ネットワークアドレス変換 (NAT)

ネットワークアドレス変換 (NAT)

ネットワークアドレス変換 (NAT; Network Address Translation) は、 IP パケットの転送中に IP パケットヘッダーの送信元アドレスや宛先アドレスを変更する処理です。一般に、送信者、受信者のアプリケーションには、 IP パケットが途中で操作されていることは分かりません。

NAT はしばしばルーターで行われます。そのため、 NAT を行うホストを NAT ルーター と呼びます。しかしながら、 OpenStack デプロイメントでは、通常 Linux サーバーで NAT 機能が実装され、ハードウェアルーターではありません。これらのサーバーでは iptables ソフトウェアパッケージを使って NAT 機能を実装します。

NAT にはいくつかの種類があります。ここでは、OpenStack デプロイメントでよく使われている 3 種類について説明します。

SNAT

送信元ネットワークアドレス変換 (SNAT) では、NAT ルーターは IP パケットヘッダーの送信元 IP アドレスを変更します。 SNAT は プライベートアドレス のホストをパブリックインターネット上のサーバーと通信できるようにするのに広く使われます。

RFC 1918 は、以下の 3 つのサブネットをプライベートアドレスとして予約しています。

  • 10.0.0.0/8
  • 172.16.0.0/12
  • 192.168.0.0/16

これらの IP アドレスは、グローバルにはルーティングできないアドレスです。つまり、パブリックなインターネット上のホストはこれらのアドレスを持つ IP パケットを送信できません。プライベート IP アドレスは家庭や企業の環境では広く使われています。

プライベート IP アドレスを持つホストで動作するアプリケーションがパブリックなインターネット上のサーバーへの接続を必要とすることはしばしばあります。 1 例としては、ユーザーが www.openstack.org のような公開ウェブサイトにアクセスしたい場面があるでしょう。 IP パケットが送信元アドレスがプライベート IP アドレスを持ったまま www.openstack.org があるウェブサーバーに到達してしまうと、ウェブサーバーは送信元にパケットを送り返すことができません。

SNAT は、送信元 IP アドレスをパブリックなインターネットから到達可能な IP アドレスに変更することで、この問題を解決します。 SNAT にはいくつかの種類があります。 OpenStack デプロイメントで使用されている形では、 送信者と受信者間の経路上にある NAT ルーターが、パケットの送信元 IP アドレスをルーターのパブリック IP アドレスに変更します。このルーターは送信元の TCP や UDP のポート番号も別の値に変更し、ルーターは、送信元の実際の IP アドレスとポートと、変更後の IP アドレスとポートの情報を管理します。

ルーターが管理している IP アドレスとポートにマッチするパケットを受信すると、プライベート Ip アドレスとポートに戻す変換を行い、引き続きパケットを転送します。

NAT ルーターは IP アドレスだけでなくポートも変更するので、この形態の NAT は ポートアドレス変換 (PAT) と呼ばれることもあります。 NAT オーバーロード (overload) と呼ばれることもあります。

OpenStack は SNAT を使うことで、インスタンス内で動作するアプリケーションがパブリックなインターネットに出て行けるようにしています。

DNAT

宛先ネットワークアドレス変換 (DNAT) では、NAT ルーターは IP パケットヘッダーの宛先 IP アドレスを変更します。

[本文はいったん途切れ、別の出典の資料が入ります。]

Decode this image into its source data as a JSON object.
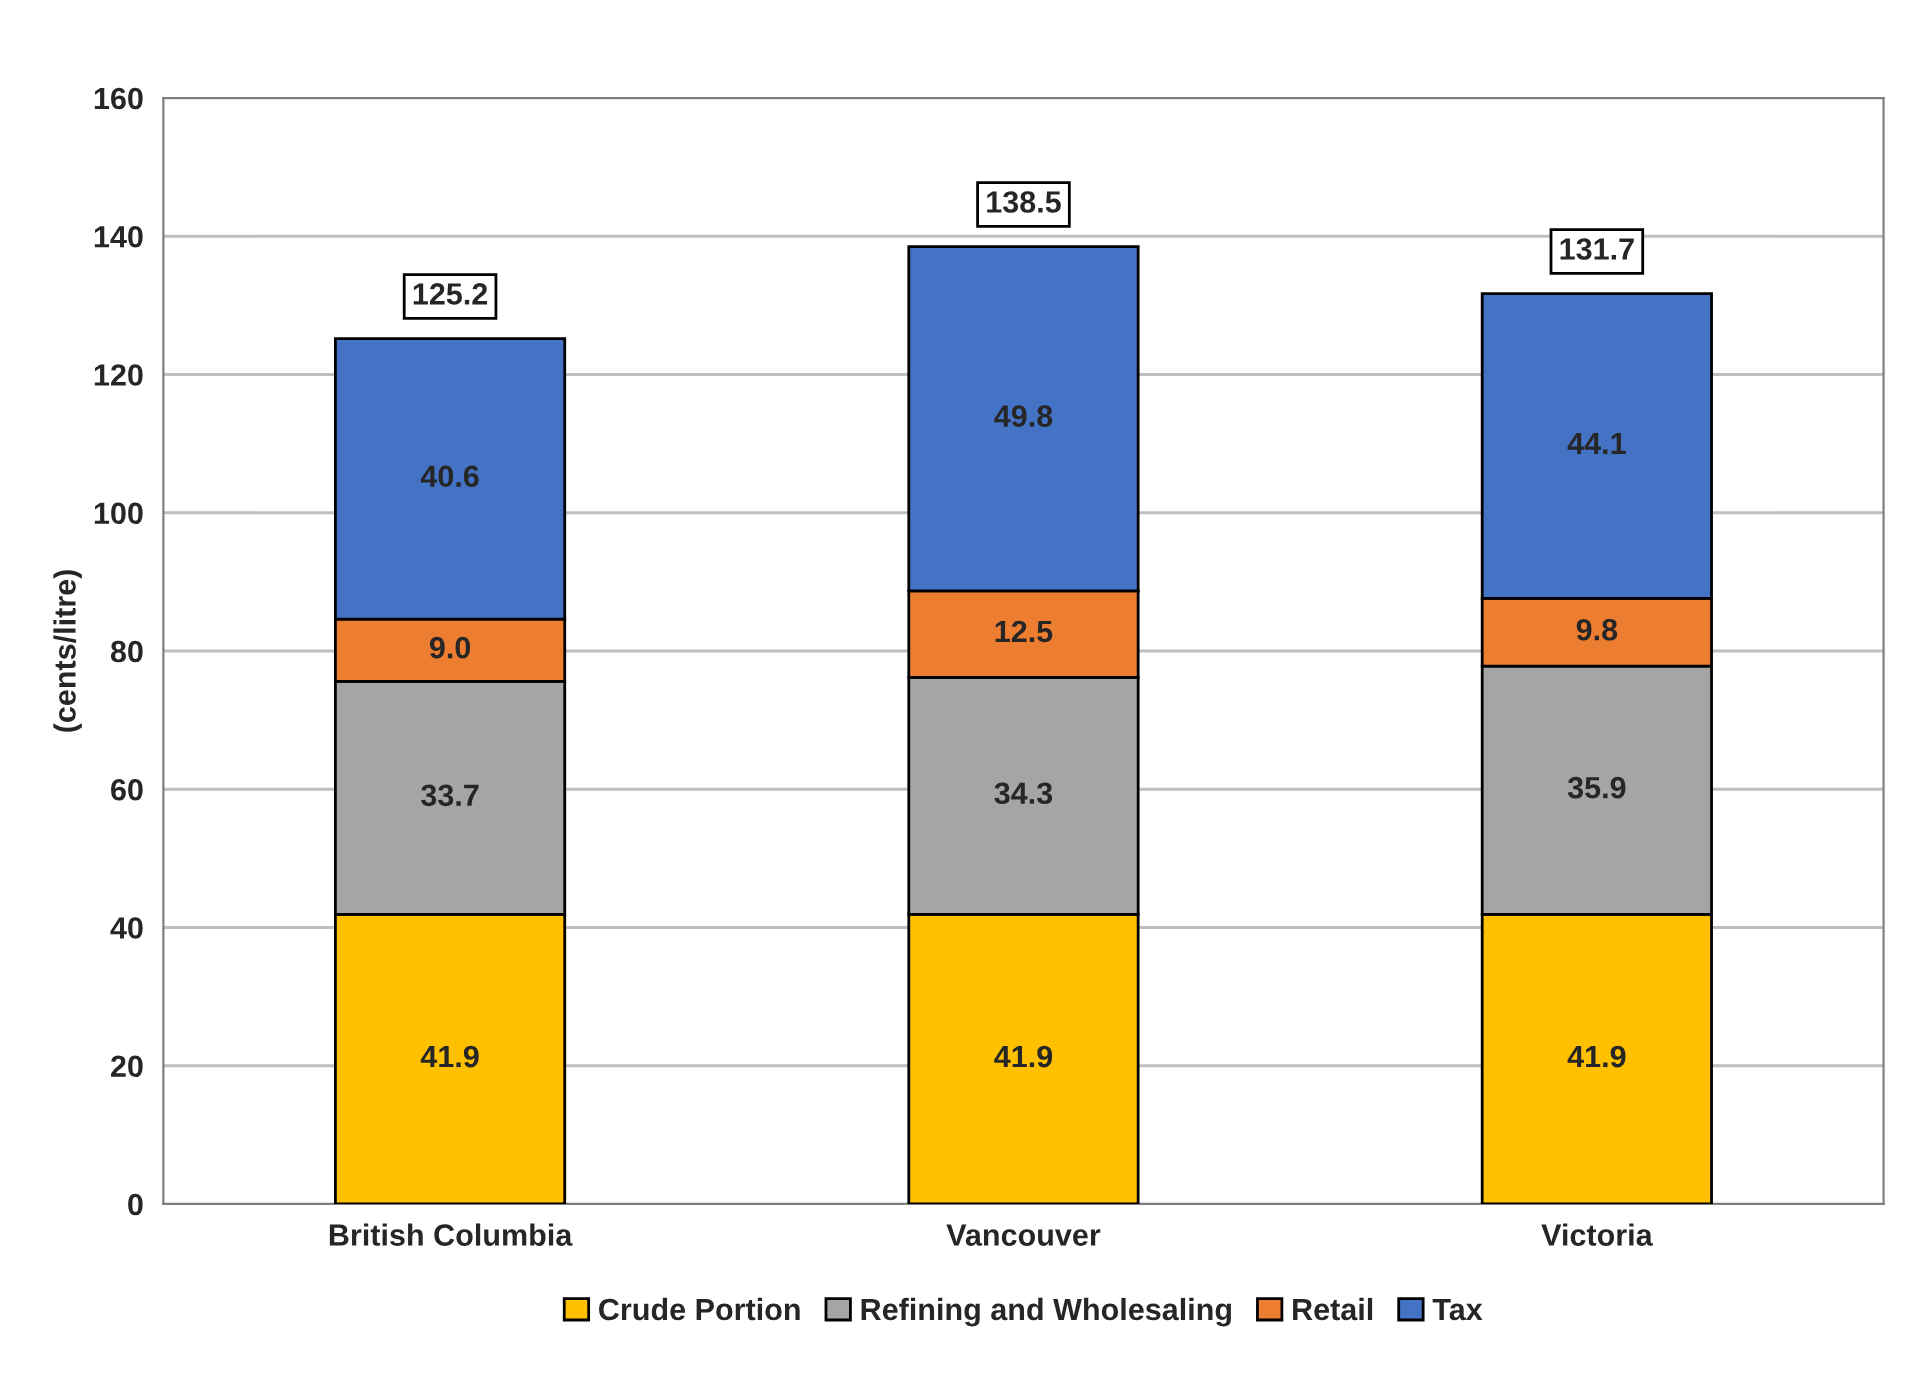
{
  "chart_data": {
    "type": "bar",
    "stacked": true,
    "ylabel": "(cents/litre)",
    "categories": [
      "British Columbia",
      "Vancouver",
      "Victoria"
    ],
    "series": [
      {
        "name": "Crude Portion",
        "color": "#ffc000",
        "values": [
          41.9,
          41.9,
          41.9
        ]
      },
      {
        "name": "Refining and Wholesaling",
        "color": "#a5a5a5",
        "values": [
          33.7,
          34.3,
          35.9
        ]
      },
      {
        "name": "Retail",
        "color": "#ed7d31",
        "values": [
          9.0,
          12.5,
          9.8
        ],
        "value_labels": [
          "9.0",
          "12.5",
          "9.8"
        ]
      },
      {
        "name": "Tax",
        "color": "#4472c4",
        "values": [
          40.6,
          49.8,
          44.1
        ]
      }
    ],
    "totals": [
      "125.2",
      "138.5",
      "131.7"
    ],
    "data_labels": true,
    "ylim": [
      0,
      160
    ],
    "yticks": [
      0,
      20,
      40,
      60,
      80,
      100,
      120,
      140,
      160
    ],
    "grid": "y",
    "legend": "bottom"
  }
}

OpenStack は、インスタンスからのパケットを OpenStack メタデータサービスにルーティングするために、DNAT を使用します。インスタンス内で動作するアプリケーションは、 IP アドレス 169.254.169.254 のウェブサーバーに HTTP GET リクエストを行うことで、 OpenStack メタデータサービスにアクセスします。 OpenStack 環境では、この IP アドレスを持つホストはありません。その代わり、 OpenStack は、 DNAT を使ってこれらのパケットの宛先 IP アドレスを変更し、メタデータサービスがリッスンしているネットワークインターフェースにパケットが届くようにします。

One-to-One (1対1) NAT

one-to-one NAT では、 NAT ルーターはプライベート IP アドレスとパブリック IP アドレスの 1 対 1 のマッピングを管理します。 OpenStack は one-to-one NAT を使って Floating IP アドレスを実装しています。